Although neither cash discount nor surcharge scheme is new in the payment industry, many merchants are considering them as an option to offset their processing cost in a Post-COVID world.
Let see how these two method work and also find out if the merchants save money by implementing them.
A Surcharge is a set fee that a merchant charges to the customer for using a credit card to pay. Some merchants apply the Surcharge to any ticket amount, and others have a threshold amount (or minimum spend) before they charge this extra fee.
For example, you go to a retail store to shop, and your total is less than $10. The clerk tells you that he must charge you an extra $0.50 convenient fee because your total ticket is less than $10.00!
Generally speaking, imposing a fee on credit card purchases in the form of Surcharge is legal under a lawsuit settlement that went to effect in 2013.
However, there are some restrictions and, as always, some confusion.

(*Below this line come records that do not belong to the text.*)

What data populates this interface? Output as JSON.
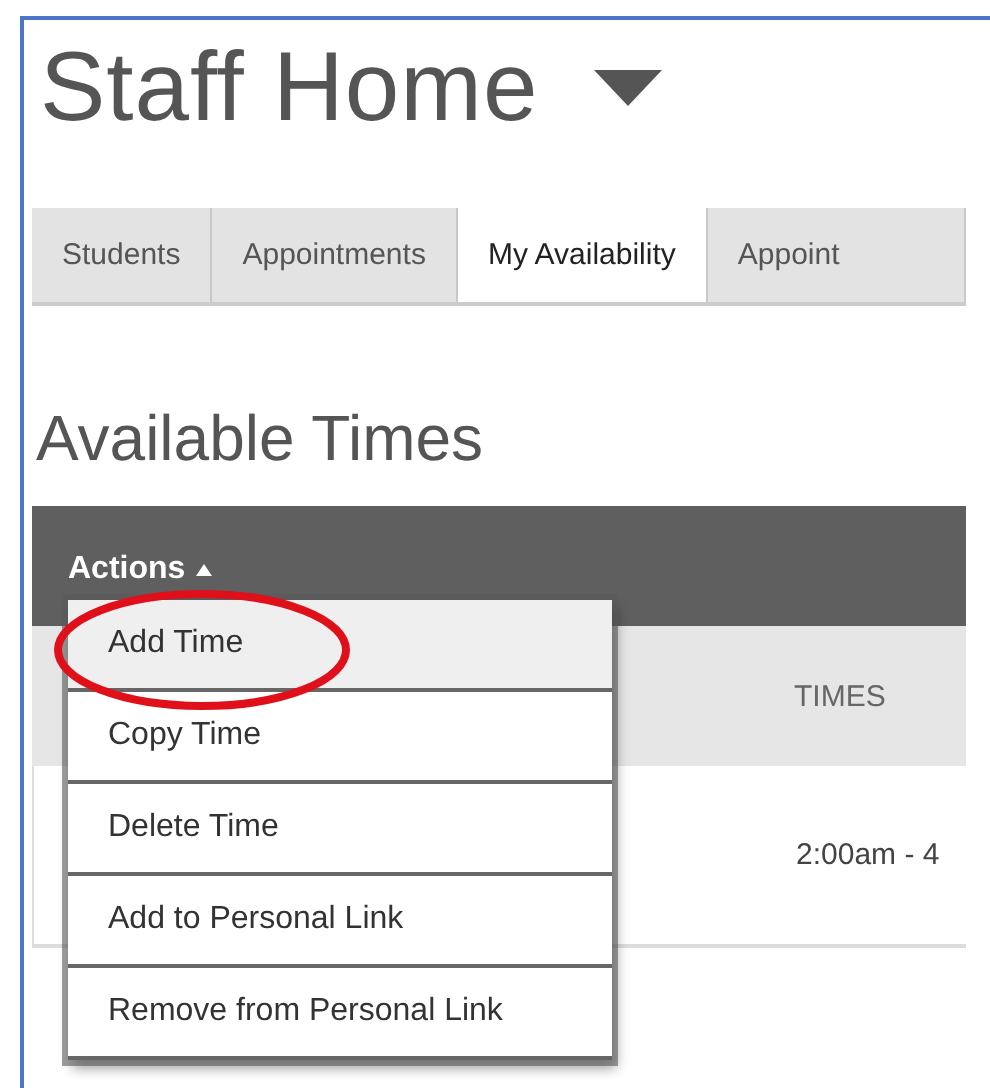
{
  "page_title": "Staff Home",
  "tabs": [
    {
      "label": "Students",
      "selected": false
    },
    {
      "label": "Appointments",
      "selected": false
    },
    {
      "label": "My Availability",
      "selected": true
    },
    {
      "label": "Appoint",
      "selected": false
    }
  ],
  "section_title": "Available Times",
  "actions_menu": {
    "label": "Actions",
    "expanded": true,
    "items": [
      {
        "label": "Add Time",
        "highlighted": true,
        "circled": true
      },
      {
        "label": "Copy Time",
        "highlighted": false,
        "circled": false
      },
      {
        "label": "Delete Time",
        "highlighted": false,
        "circled": false
      },
      {
        "label": "Add to Personal Link",
        "highlighted": false,
        "circled": false
      },
      {
        "label": "Remove from Personal Link",
        "highlighted": false,
        "circled": false
      }
    ]
  },
  "table": {
    "columns": [
      "TIMES"
    ],
    "rows": [
      [
        "2:00am - 4"
      ]
    ]
  }
}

For instance, a business can impose a Surcharge equal to what they pay to accept the credit card, but no more than 4%. The minimum spend cannot also be more than $10. The Federal Reserve could raise the minimum spend.
The other murky area is debit card purchases. There is no law regarding debit card minimum purchase and Surcharge. In the case of debit transactions, everything depends on the agreement between the card network and the merchant.
I have not seen any contractual agreement that allows a minimum spend or Surcharge on debit transactions.
Nevertheless, surcharges are not allowed on debit card purchases.
In addition to the card type restriction, merchants must adequately warn the customers about the Surcharge by having a sign at the register.
Surcharge in POS
If you want to use Surcharging in your POS software, you would have two options:
1- To make sure that the payment application that you are using supports surcharging.
For instance, if you are using a Pax device with TSYS, check the Surcharge option of the TSYS app.
You can set up a flat fee or a percentage for the Surcharge amount. There are options available to you (name, confirmation from the customer, and a print option) if you wish to customize the customers’ experience.
Your POS software communicates with the payment device, and as part of the response from the pin pad, you will see a Surcharge amount, which you can then capture in your software for further processes.
2- Write the code to manage the surcharge processing.
The first thing your code must do is distinguish the debit cards from the credit credits.
There are APIs that you could utilize and find out whether a card is, in fact, a credit card, and therefore a surcharge is allowed, or it’s a debit card, and you cannot impose a Surcharge.
However, all BIN APIs have a parameter for the card number, or the first six digits of the card, before they can respond to you.
If you have a Full integration, since you get the full card number, you could use an API to get the card type and deal with Surcharge.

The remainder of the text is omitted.